Ecco perché Erdogan va a rispolverare la questione greca, o quella curda, mai di fatto sopita senza che, visto il particolare contesto storico, vi siano i Paesi occidentali a muovere delle critiche a questa sua politica accentratrice e, visibilmente, antidemocratica.
Lo stesso premier italiano Mario Draghi, che a suo tempo lo definì “un dittatore”, si è poi visto costretto a recarsi ad Ankara per parlare della questione del grano e dell’energia. Il fatto che la Turchia sia un paese che non rispetta gli standard politici e ideologici occidentali, con forti derive illiberali, non viene più considerato un ostacolo per stringere accordi commerciali e politici con Ankara.
Il vantaggio della mediazione
La gravissima crisi energetica in corso, accentuata all’invasione russa in Ucraina, ha consentito, ancora una volta, alla Turchia di porsi in una posizione di equilibrio, stringendo accordi commerciali con Paesi Nato quali l’Italia ma, al contempo, ottenendo un vantaggiosissimo accordo con la Russia secondo il quale la Turchia avrà uno sconto sul gas russo a fronte del pagamento in lire turche o rubli.
Non bisogna dimenticare che il 40% del gas importato in Turchia proviene dalla Russia e, per tale motivo, si è rivelata di primaria importanza continuare a coltivare tali rapporti commerciali con la Russia.

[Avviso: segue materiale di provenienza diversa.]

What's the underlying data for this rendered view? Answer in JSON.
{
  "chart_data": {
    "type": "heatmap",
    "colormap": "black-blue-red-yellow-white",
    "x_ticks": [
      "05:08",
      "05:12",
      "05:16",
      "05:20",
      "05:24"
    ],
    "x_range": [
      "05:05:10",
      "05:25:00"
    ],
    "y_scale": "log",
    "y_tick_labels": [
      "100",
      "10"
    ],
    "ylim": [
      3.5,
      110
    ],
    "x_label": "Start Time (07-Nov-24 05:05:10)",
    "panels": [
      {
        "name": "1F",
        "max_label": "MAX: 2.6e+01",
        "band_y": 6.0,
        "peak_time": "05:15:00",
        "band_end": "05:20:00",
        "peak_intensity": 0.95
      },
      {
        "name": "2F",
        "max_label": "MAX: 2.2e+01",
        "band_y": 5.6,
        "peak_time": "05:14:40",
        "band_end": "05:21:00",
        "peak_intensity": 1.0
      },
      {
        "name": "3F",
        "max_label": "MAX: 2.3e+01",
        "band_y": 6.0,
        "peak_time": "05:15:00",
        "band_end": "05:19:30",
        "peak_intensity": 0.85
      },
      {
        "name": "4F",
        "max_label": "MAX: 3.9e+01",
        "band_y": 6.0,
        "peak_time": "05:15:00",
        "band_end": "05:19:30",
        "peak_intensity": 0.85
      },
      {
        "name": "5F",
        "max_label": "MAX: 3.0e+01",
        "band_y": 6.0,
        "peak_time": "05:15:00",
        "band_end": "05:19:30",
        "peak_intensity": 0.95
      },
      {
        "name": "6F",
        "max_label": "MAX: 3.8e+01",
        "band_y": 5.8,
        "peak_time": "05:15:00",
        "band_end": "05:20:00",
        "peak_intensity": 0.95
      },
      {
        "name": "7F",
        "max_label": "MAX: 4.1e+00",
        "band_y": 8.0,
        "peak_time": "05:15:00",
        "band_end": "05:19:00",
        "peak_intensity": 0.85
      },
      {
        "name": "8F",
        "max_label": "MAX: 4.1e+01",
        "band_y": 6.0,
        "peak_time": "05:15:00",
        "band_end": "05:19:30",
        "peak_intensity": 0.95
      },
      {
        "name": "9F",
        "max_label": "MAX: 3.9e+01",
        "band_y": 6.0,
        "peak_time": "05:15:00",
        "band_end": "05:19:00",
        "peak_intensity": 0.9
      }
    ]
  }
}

Con riguardo all’attuale crisi energetica, Erdogan non ha mai nascosto il fatto di trovare fallimentare l’idea dei Paesi occidentali di emanciparsi dal gas russo. Di recente, infatti, ha dichiarato che “i Paesi europei raccolgono ciò che hanno seminato” aggiungendo che il presidente russo “è stato portato al punto di dire, volentieri o meno ‘se fai così, io reagirò’.
“L’Europa affronterà grandi sfide per il gas naturale durante l’inverno ma noi non abbiamo alcun problema-ha aggiunto Erdogan-Le sanzioni contro la Russia hanno spinto Putin ad agire in questo modo, sta utilizzando ovviamente tutti i suoi mezzi e le sue armi e una delle sue carte più importanti è il gas naturale”. Parole che suonano provocatorie nei confronti nei confronti dei Paesi europei, rei di essersi schierati in maniera troppo univoca con l’Ucraina a scapito dei propri interessi economici.
Il costo dell’energia incide sul caro vita delle persone e, a farne le spese, sono soprattutto le economie dei Paesi che hanno ridottissimi spazi di manovra sul debito. A livello europeo, anche in circostante così straordinarie come quelle attuali, non si è ancora arrivati a far fronte comune, mettendo da parte gli egoismi nazionali, ed ecco che, le democrazie occidentali si trovano quasi a dipendere dalla capacità del leader turco di poter, in qualche modo contenere, le pretese del presidente russo. Un pericoloso paradosso storico con cui, prima o poi, si dovrà fare i conti.